Anyway, she had four good years working for them (her dermatitis wasn’t discovered as she was in charge of the coconut fingers) and is now actively looking for work in the bakery sector again.
Do you make all your operatives wear those funny hats? Gloria used to find they made her psoriasis worse. If she was excused from wearing one she is confident her scratching could be kept to a minimum resulting in less hair in the dough. Everyone’s a winner.
One of her other bakery problems is that the faintest smell of yeast makes her throw up. I don’t want to exaggerate this problem as she usually hits her bucket (she keeps one by her side at all times—clearly labelled ‘Vomit’). In fact, in her four years of bakery work, she only threw up in the dough three times and she was only caught once.
Another problem of hers is that flour makes her sneeze uncontrollably. You don’t need to worry about this as she now wears a little peg over her nose to prevent inhalation. It makes her sound like Lesley Garret on helium and can really rile some people but at least you won’t have to pass off your bread rolls as cheesy bread rolls like they did in her last job. Gloria indeed sneezed so much one time that she fell into the machinery. On her hospital bed she joked through bandages and wired-up jaw that the bakery ‘kneaded’ her more than me. But that’s just Gloria. What a trooper!
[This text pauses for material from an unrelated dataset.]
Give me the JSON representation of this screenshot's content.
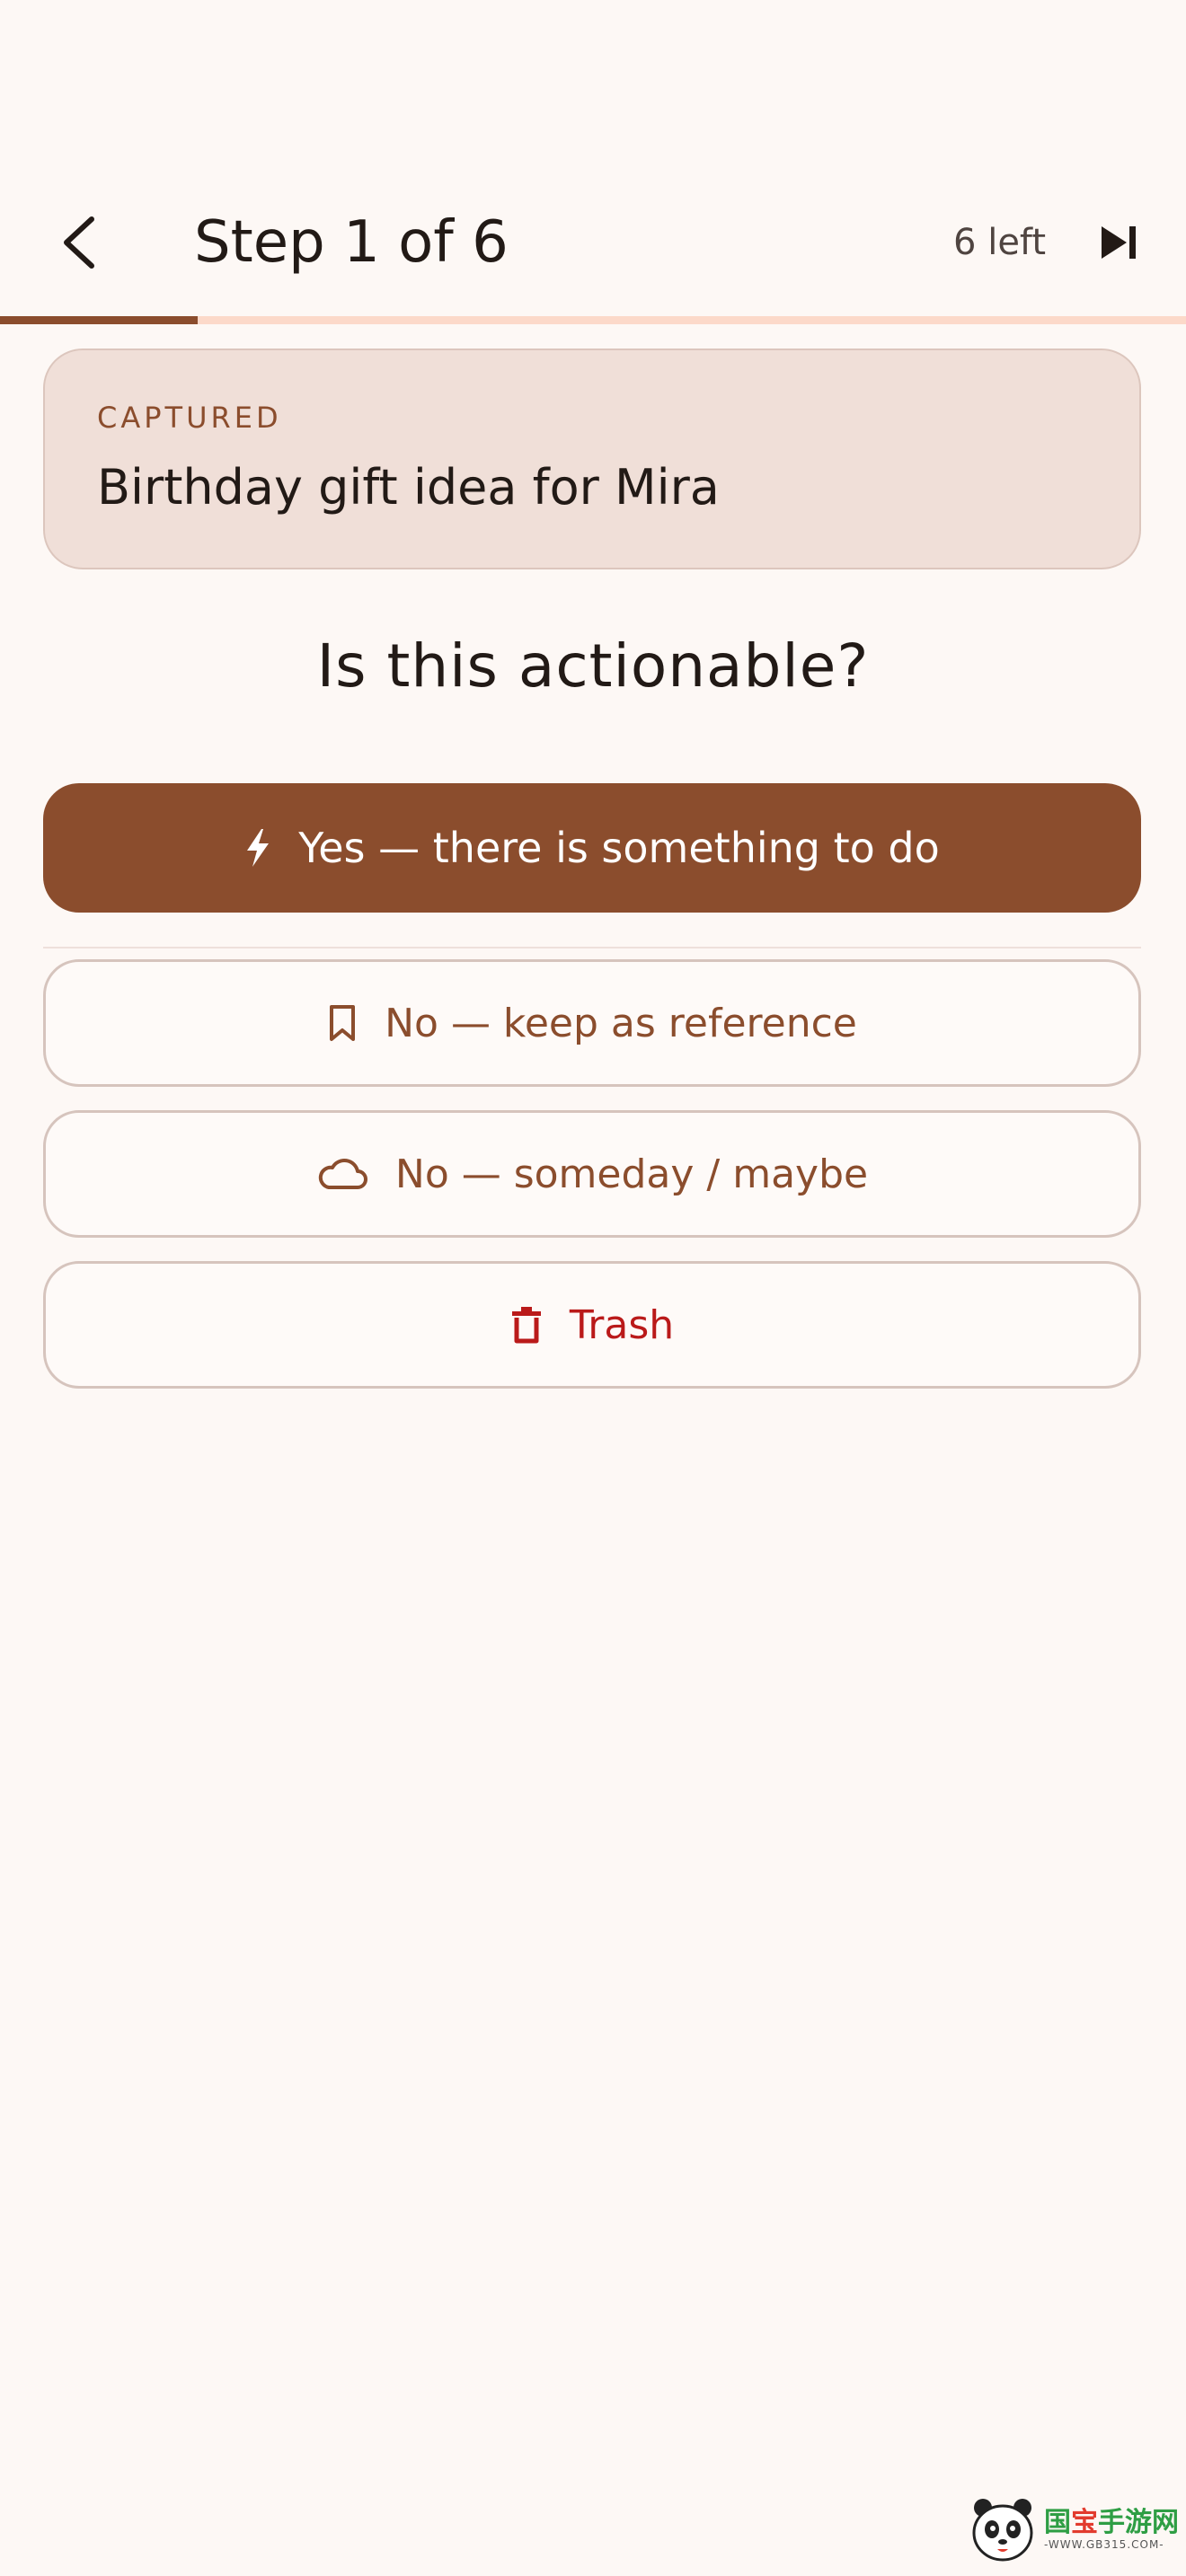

If you have no operative positions available then Gloria could still be of service. You see, Gloria cooks her own bread and cakes and has come up with some truly magnificent concoctions. The current favourite is a ‘chocolate and goat muffin’ that needs to be tasted to be believed. Our local butcher, Mr Postlethwaite, has a display of Gloria’s bread and cakes. People queue up to get their hands on her buns and her bloomers are a sight to behold. She swears by a secret ingredient that only Gloria can provide. I’ll not tell you what it is yet, in case it puts you off/ makes you throw up, but it really sets them apart from the competition.
Anyway, Gloria could be a real asset to your company in more ways than one and I was wondering if there was any way you feel you could make use of her.